Le lecteur partage ce mouvement d’indignation, de révolte et d’élan qui pousse l’écrivain à dénoncer en même qu’il éprouve comme un besoin irrépressible de raconter ses origines.



PARIGRAMME
18,90 €

Les amoureux de Paris fascinés par le décor des rues et leur histoire au cours des saisons vont se promener avec intérêt dans cet album qui retrace les pérégrinations de l’écrivain Patrick Modiano. Il en a fait la carte de ses livres, l’itinéraire de ses personnages qui errent chez eux en espérant s’y perdre. En revanche, le lecteur  s’y retrouvera parfaitement !
Arrondissement après arrondissement l’ambiance d’un Paris disparu nous est contée grâce aux nombreuses photographies illustrant le livre conçu par Gilles Schlesser.



PRESSES CITE
19,00 €

Dans un même esprit vous pourrez retrouver les lieux parisiens évoqués par Georges Simenon dont nous célébrons cette année le trentième anniversaire de sa disparition. L’écrivain enquêtait avec une minutie presque maniaque à propos de chacun des lieux évoqués dans ses romans. C’est Gilles Carly qui cette fois a mené l’enquête avec le concours des photographies conservées à la bibliothèque historique de la ville de Paris.
Avec ce mois de mars pluvieux le lecteur peut arpenter de chez lui les rues évoquées par nos deux écrivains et découvrir ou retrouver un Paris que seuls les livres peuvent encore restituer !



TOUT UN MONDE

LACRETELLE ANNE

B.DE FALLOIS
22,00 €

Que reste-il dans nos mémoires de Jacques de Lacretelle dont on sait dans le meilleur des cas qu’il fut un écrivain (1888-1985) ?

Un nom qui renvoie vaguement à ces lointains auteurs dont on devine qu’ils connurent leur heure de gloire et un titre « Silberman » (prix Femina 1922, obtenu contre Les Thibault de Roger Martin du Gard) dont le libraire peut vous affirmer qu’il est aujourd’hui prescrit et lu dans les collèges et les Lycées.

C’était à peu près tout jusqu’à ce que sa fille, Anne de Lacretelle, rédige ses Mémoires en forme d’évocation sensible et intellectuelle de la vie de son père.

En lisant ce titre nous croisons avec intérêt beaucoup de figures – écrivains, artistes, intellectuels – qui furent des amis de l’écrivain. Nous percevons que ces artistes furent pour sa fille bien plus que les représentants de l’intelligentsia ou des institutions, des êtres de cœur et de chair hautement importants.

Ainsi d’une part, Anne de Lacretelle brosse des portraits vivants, précis, humains de ce Monde des décennies primordiales du XXe siècle et d’autre part restitue parfaitement l’ambiance et la chaleur de ce qui les relièrent les uns aux autres.

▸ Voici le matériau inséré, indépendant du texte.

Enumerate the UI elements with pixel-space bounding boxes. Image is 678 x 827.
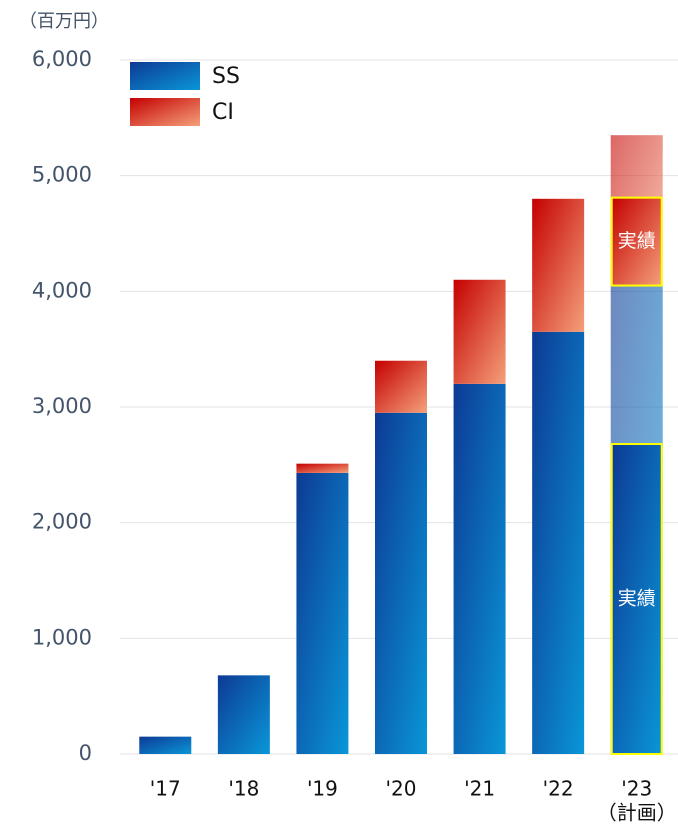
bar-segment <box>217 675 270 754</box>
x-tick-label: '20 <box>386 777 417 801</box>
actual-segment <box>610 196 663 287</box>
x-tick-label: '18 <box>228 777 259 801</box>
bar-segment <box>532 331 585 754</box>
y-tick-label: 0 <box>79 741 92 765</box>
bar-segment <box>453 279 506 384</box>
legend-label: CI <box>212 100 234 125</box>
x-tick-label: '19 <box>307 777 338 801</box>
bar-segment <box>296 472 349 754</box>
bar-segment <box>296 463 349 473</box>
x-tick-label: '17 <box>150 777 181 801</box>
bar-segment <box>532 198 585 332</box>
y-tick-label: 3,000 <box>32 394 92 418</box>
actual-label: 実績 <box>618 230 656 252</box>
y-tick-label: 5,000 <box>32 163 92 187</box>
x-tick-label: '22 <box>543 777 574 801</box>
legend-swatch <box>130 98 200 126</box>
x-tick-sublabel: （計画） <box>597 801 677 825</box>
y-tick-label: 4,000 <box>32 278 92 302</box>
bar-segment <box>375 360 427 413</box>
y-tick-label: 1,000 <box>32 625 92 649</box>
legend-label: SS <box>212 64 240 89</box>
bar-segment <box>139 736 192 754</box>
legend-swatch <box>130 62 200 90</box>
y-tick-label: 6,000 <box>32 47 92 71</box>
y-axis-label: （百万円） <box>19 11 109 32</box>
x-tick-label: '23 <box>621 777 652 801</box>
bar-segment <box>375 412 427 754</box>
actual-label: 実績 <box>618 588 656 610</box>
x-tick-label: '21 <box>464 777 495 801</box>
bar-segment <box>453 383 506 754</box>
actual-segment <box>610 443 663 755</box>
y-tick-label: 2,000 <box>32 510 92 534</box>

Les lieux de vie ou de la création sont évoqués avec tendresse à l’image de Montfort-l’Amaury – village refuge de Ravel ou de Jean Anouilh – mais également de Jacques de Lacretelle qui venait dans sa maison trouver le calme et l’inspiration pour écrire.

Marcel Proust, Paul Morand, André Gide, Montherlant, Cocteau, Mauriac et quelques autres et pas des moindres nourrissent ces lignes. L’évocation de Marie Laurencin est particulièrement touchante et réussie.

Ce livre des Mémoires d’Anne de Lacretelle provoquent une irrésistible envie de lire ou relire beaucoup de livres tombés injustement dans cet oubli évoqué à l’instant et de redécouvrir cette époque dont on rage qu’elle se soit envolée si rapidement.